The four of us, Dolan and Nora and Tom and I, listened to the latest developments in the Evan Tanner case on the kitchen radio. It seemed that Mustafa had seen a good number of James Bond movies, and they had served to supplement his account of my escape. According to the radio report, I was a dangerous spy of unknown allegiance being returned to America after attempting to infect all of Turkey with a plague of cholera. In the Shannon lavatory I had crushed a small pellet between my fingers, liberating a gas that temporarily paralyzed Mustafa’s spinal column. Though he fought valiantly, he was in no condition to prevent my knocking him unconscious and trussing him up.

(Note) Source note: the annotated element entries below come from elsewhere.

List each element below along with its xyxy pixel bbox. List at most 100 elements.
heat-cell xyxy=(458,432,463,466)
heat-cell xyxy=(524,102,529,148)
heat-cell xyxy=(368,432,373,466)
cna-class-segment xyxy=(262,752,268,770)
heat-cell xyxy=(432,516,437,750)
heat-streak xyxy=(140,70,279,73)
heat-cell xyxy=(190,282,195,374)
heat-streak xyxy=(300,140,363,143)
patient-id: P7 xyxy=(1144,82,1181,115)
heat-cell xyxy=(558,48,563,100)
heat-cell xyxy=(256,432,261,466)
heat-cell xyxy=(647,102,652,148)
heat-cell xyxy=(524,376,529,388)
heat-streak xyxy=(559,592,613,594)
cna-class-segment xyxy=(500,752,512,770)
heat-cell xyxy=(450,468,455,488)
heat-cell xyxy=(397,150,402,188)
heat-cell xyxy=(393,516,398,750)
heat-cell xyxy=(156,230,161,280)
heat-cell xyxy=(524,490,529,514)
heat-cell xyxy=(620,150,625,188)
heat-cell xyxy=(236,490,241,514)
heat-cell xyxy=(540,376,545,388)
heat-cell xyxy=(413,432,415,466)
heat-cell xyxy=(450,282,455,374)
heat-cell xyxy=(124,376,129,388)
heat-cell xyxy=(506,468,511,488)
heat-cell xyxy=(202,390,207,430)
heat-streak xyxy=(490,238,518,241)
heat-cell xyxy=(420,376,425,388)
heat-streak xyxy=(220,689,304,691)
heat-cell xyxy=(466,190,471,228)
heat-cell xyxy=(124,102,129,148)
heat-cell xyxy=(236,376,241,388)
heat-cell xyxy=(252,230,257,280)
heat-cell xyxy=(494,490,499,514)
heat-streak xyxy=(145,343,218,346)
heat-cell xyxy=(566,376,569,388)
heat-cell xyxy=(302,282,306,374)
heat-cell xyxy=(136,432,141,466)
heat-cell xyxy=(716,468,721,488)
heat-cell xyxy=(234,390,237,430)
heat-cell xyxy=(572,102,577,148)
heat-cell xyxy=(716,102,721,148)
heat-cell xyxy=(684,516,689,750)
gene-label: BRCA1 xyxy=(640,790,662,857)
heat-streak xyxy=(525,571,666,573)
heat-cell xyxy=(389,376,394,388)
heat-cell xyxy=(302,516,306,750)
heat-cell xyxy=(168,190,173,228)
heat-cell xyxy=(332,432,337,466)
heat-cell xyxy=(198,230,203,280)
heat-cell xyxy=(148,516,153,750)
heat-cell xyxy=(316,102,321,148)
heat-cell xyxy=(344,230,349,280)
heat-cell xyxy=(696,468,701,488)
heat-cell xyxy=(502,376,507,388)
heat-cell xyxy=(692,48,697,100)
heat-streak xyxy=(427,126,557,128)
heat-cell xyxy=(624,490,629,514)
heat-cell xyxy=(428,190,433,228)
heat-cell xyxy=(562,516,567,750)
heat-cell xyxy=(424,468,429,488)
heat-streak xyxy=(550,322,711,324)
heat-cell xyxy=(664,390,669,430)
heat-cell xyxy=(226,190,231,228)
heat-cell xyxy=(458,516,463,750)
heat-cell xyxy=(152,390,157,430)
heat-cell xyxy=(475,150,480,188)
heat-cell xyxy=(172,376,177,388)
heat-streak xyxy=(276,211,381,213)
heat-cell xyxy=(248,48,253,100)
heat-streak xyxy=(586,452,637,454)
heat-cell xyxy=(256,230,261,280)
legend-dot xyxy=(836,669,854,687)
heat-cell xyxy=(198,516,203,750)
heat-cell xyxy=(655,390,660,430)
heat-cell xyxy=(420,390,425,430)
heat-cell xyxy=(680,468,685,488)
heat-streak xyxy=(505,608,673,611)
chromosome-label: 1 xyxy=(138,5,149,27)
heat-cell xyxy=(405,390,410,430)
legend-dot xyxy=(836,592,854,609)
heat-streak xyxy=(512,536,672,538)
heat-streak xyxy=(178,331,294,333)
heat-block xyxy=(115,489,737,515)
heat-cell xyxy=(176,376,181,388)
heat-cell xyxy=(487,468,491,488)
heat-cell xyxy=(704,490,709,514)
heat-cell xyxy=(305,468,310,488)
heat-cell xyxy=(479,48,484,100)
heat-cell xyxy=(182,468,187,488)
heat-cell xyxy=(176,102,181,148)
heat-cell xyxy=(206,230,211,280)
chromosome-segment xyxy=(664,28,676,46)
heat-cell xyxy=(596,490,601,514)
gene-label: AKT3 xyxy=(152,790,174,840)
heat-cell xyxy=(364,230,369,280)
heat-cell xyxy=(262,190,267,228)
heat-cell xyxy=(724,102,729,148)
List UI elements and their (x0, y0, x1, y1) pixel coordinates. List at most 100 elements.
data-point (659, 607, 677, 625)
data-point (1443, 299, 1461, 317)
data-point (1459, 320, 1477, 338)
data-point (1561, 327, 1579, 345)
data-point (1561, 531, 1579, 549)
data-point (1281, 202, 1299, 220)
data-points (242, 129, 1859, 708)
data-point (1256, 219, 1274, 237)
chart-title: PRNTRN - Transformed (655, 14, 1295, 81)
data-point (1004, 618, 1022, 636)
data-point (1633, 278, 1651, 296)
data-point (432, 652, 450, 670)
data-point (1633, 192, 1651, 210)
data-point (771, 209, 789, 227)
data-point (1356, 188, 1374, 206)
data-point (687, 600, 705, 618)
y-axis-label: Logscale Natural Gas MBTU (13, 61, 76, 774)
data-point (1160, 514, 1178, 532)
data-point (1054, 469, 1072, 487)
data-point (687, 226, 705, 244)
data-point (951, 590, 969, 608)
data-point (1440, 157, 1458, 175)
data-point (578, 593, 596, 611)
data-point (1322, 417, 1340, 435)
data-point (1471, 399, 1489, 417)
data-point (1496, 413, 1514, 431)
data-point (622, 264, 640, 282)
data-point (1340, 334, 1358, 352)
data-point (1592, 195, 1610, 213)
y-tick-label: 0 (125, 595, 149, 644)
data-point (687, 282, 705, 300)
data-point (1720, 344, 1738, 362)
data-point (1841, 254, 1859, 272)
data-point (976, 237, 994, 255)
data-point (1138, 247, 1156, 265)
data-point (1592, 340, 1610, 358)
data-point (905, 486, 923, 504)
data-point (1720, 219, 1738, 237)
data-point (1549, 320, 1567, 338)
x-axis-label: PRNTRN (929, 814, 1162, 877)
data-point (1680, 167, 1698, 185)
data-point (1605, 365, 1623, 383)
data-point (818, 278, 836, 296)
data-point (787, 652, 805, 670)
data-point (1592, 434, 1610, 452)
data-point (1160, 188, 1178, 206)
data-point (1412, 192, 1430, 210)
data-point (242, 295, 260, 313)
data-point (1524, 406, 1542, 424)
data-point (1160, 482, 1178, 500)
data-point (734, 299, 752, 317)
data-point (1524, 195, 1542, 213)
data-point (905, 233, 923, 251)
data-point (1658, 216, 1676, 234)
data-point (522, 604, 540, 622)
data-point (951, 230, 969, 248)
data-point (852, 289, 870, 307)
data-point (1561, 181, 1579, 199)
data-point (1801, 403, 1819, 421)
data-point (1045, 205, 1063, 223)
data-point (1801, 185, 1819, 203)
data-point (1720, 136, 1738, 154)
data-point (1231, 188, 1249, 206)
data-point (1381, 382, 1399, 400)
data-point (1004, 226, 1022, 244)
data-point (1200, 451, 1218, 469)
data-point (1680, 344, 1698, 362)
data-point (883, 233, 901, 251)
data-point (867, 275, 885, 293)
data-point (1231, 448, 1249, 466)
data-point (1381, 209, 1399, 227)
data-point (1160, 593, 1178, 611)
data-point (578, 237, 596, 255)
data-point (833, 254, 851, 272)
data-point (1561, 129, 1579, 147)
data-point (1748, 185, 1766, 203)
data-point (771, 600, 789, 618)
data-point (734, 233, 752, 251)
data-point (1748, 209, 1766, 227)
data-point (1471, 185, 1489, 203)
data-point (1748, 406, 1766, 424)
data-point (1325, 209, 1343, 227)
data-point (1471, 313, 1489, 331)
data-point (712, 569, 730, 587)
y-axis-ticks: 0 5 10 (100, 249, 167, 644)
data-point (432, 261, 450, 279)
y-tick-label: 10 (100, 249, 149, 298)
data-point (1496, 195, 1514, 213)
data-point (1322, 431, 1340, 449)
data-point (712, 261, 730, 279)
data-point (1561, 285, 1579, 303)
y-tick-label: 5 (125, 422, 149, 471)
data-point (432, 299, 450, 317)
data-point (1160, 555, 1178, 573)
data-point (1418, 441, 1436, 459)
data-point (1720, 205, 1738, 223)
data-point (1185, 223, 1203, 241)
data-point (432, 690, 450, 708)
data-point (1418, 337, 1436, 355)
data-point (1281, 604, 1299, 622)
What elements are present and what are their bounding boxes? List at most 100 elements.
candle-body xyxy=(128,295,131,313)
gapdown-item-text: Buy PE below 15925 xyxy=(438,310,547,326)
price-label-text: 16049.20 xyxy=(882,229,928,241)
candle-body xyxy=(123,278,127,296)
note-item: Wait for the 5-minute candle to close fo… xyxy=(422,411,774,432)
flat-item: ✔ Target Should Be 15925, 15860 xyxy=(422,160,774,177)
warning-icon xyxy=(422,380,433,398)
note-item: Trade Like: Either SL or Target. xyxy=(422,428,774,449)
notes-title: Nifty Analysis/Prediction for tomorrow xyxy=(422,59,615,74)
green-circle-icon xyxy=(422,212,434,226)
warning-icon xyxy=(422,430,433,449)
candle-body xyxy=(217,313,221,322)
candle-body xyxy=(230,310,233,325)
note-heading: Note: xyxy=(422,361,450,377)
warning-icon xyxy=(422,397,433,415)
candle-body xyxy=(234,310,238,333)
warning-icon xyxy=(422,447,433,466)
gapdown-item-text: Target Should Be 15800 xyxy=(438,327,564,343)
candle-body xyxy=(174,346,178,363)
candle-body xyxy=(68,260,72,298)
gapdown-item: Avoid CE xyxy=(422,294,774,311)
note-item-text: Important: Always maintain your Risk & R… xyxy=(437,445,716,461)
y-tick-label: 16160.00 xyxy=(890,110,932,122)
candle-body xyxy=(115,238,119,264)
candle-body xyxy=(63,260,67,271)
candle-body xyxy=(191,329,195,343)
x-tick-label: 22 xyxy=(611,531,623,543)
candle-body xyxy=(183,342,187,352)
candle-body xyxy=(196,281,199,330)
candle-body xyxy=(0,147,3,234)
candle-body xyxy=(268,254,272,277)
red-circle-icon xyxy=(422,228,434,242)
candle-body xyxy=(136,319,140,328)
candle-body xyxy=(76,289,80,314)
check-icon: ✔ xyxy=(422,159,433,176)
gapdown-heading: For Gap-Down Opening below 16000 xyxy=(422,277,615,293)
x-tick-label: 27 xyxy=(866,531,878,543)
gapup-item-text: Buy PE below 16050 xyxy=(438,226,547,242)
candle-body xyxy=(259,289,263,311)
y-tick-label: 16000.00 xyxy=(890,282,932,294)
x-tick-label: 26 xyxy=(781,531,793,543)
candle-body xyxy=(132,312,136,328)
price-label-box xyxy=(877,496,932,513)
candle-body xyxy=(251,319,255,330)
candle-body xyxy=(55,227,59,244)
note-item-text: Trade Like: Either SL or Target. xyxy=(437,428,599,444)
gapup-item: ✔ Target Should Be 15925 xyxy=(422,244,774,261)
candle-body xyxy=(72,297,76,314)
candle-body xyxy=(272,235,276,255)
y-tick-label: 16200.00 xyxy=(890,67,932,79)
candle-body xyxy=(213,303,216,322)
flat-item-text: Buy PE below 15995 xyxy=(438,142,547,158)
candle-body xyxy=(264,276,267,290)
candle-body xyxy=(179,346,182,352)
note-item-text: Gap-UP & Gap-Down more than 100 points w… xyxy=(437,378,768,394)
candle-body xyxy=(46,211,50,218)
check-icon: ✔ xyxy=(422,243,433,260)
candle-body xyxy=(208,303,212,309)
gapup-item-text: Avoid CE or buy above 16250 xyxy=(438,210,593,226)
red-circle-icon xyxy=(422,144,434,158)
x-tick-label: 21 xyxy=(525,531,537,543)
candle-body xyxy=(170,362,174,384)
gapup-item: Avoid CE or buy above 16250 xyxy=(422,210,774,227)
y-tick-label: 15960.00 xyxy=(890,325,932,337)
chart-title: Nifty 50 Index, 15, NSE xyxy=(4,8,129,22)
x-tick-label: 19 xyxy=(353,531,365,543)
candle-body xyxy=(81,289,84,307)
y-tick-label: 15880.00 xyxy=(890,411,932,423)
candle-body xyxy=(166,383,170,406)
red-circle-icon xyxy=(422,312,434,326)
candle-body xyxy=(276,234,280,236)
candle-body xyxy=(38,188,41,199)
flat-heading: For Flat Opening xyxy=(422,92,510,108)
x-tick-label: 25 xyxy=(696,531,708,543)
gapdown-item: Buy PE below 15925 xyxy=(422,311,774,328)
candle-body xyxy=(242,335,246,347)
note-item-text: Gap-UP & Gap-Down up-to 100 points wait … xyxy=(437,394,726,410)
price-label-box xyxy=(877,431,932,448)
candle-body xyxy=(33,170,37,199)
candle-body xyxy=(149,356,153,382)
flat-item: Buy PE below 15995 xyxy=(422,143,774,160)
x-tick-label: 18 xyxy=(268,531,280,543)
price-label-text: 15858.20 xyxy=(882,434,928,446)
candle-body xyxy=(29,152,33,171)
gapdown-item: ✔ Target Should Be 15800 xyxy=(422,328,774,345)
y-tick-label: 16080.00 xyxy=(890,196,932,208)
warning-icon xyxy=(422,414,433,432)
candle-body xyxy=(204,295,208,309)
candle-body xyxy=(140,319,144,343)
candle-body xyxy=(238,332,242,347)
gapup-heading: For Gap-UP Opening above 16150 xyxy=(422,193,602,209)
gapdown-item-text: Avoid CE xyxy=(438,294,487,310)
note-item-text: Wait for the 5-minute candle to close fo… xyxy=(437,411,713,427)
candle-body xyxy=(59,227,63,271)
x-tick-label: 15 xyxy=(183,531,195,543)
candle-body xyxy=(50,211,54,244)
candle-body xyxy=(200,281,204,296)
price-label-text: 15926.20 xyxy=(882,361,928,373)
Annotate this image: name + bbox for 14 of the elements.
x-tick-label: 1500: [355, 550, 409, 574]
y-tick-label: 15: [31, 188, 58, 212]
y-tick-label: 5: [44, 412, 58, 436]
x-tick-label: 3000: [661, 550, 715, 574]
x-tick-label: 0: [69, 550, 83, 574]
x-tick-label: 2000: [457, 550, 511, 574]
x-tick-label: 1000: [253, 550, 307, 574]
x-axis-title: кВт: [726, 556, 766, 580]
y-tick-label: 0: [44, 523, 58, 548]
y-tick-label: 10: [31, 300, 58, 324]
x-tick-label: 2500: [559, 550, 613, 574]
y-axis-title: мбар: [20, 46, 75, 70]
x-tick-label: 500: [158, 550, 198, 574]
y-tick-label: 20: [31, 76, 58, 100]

It was assumed that I had taken refuge in Limerick. The gardai were presently combing Limerick City, their numbers reinforced by a special detachment of plain-clothes detectives sent up from Dublin, and an arrest would no doubt be made in a matter of hours.
“It looks bad,” I said. “Sooner or later they’ll turn up the suit and spot the passport. Once they trace me to the bicycle shop, Mr. Mulready will be able to tell them that I went to Croom. And if they follow me this far, they’ll be sure to find me.”